GPT-3-Generated Text Indistinguishable to Humans, Outperforms in Specific Tasks, Research Indicates

Image for GPT-3-Generated Text Indistinguishable to Humans, Outperforms in Specific Tasks, Research Indicates

A recent tweet from user "kache" on July 11, 2025, sparked discussion by asserting that large language models (LLMs) like GPT-3, even from four years prior, had already surpassed human capabilities in tasks such as email routing. The tweet, which stated, "This is what people don't get about LLM performance. They have never measured it against human. Gpt3 from 4 years ago is better than humans at email routing," highlights a growing perception regarding AI's advanced abilities in text-based operations.

GPT-3, initially released by OpenAI in mid-2020, marked a significant leap in natural language processing with its vast parameter count and ability to generate highly coherent and contextually relevant text. Its introduction spurred extensive research into its performance across various linguistic tasks, often comparing its output directly against human benchmarks.

Supporting the notion of LLM text indistinguishability, a 2023 study published in Science Advances titled "AI model GPT-3 (dis)informs us better than humans" found that human participants struggled to differentiate between tweets generated by GPT-3 and those written by real Twitter users. The research indicated that GPT-3 could produce accurate information that was "easier to understand" and even "more compelling disinformation" than human-authored content, suggesting a qualitative superiority in certain text generation aspects.

Beyond indistinguishability, subsequent LLM iterations have demonstrated measurable superiority in specific domains. A November 2023 study in Scientific Reports showed GPT-4 outperforming human participants in medical multiple-choice questions, achieving an 82.4% accuracy compared to 75.7% for humans. Similarly, a 2023 Scientific Reports analysis revealed that ChatGPT-generated argumentative essays were rated significantly higher in quality than those written by human high school students. While some studies, like a 2024 comparison in Scientific Reports on coding, still show human students outperforming GPT-4, the trend points towards increasing AI proficiency.

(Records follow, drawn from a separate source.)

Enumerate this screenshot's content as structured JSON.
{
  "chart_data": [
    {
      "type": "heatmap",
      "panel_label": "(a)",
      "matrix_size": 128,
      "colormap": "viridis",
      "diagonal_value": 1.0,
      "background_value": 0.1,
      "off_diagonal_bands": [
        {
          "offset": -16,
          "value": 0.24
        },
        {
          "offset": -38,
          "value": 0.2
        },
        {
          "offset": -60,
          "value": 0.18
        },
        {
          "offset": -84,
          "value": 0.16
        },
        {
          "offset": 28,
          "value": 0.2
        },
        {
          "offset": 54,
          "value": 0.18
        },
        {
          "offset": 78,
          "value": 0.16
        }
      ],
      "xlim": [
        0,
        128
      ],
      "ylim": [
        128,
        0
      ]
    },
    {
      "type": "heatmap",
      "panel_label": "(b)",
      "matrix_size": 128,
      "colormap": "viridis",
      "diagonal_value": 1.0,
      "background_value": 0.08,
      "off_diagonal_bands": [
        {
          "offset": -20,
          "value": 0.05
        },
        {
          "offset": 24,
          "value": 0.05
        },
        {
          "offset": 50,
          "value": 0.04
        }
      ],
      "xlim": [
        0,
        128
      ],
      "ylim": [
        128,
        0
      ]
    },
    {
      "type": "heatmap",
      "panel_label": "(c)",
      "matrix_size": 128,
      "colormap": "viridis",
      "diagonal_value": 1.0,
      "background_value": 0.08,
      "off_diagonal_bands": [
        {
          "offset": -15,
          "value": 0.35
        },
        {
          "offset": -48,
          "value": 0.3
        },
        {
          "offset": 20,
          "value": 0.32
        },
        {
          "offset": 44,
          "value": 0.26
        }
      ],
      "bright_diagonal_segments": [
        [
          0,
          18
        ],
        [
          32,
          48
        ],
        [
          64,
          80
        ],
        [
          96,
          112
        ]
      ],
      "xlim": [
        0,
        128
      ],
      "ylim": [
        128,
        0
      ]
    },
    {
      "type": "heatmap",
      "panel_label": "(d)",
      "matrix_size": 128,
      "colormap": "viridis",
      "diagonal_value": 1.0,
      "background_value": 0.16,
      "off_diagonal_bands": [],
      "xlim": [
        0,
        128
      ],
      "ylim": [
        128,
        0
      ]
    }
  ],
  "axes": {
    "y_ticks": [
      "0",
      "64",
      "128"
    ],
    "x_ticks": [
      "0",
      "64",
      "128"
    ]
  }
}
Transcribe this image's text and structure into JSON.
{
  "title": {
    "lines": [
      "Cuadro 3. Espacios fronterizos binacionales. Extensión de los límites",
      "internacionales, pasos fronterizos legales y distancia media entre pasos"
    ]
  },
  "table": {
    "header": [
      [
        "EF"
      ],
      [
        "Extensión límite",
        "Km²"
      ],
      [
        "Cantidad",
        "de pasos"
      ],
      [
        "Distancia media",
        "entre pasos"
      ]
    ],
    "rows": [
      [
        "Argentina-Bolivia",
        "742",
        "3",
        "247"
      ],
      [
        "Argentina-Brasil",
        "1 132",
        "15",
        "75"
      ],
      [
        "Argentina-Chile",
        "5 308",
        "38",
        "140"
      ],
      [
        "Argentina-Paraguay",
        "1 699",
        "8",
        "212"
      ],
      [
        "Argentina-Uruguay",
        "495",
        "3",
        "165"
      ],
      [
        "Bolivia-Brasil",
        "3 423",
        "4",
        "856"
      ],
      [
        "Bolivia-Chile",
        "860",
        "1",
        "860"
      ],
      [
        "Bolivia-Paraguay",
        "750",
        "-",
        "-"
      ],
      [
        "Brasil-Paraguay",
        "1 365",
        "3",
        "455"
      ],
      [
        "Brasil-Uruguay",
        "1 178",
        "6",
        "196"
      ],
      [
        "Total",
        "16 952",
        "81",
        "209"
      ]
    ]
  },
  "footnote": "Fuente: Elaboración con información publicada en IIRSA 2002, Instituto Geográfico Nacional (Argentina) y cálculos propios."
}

The claim regarding email routing, a form of text classification or categorization, aligns with these broader findings in text-based tasks. The ability of GPT-3 to generate text indistinguishable from human writing and to produce more effective informational content suggests a foundational capability that could readily extend to accurately sorting and prioritizing emails based on their content and intent, tasks traditionally handled by human judgment.

These studies collectively underscore the rapid evolution of LLM capabilities, challenging traditional benchmarks of human performance in various text-centric applications. The assertion made by "kache" reflects a reality where AI, even in its earlier forms, began to demonstrate advanced proficiency in nuanced linguistic tasks, prompting a re-evaluation of human-AI collaborative roles.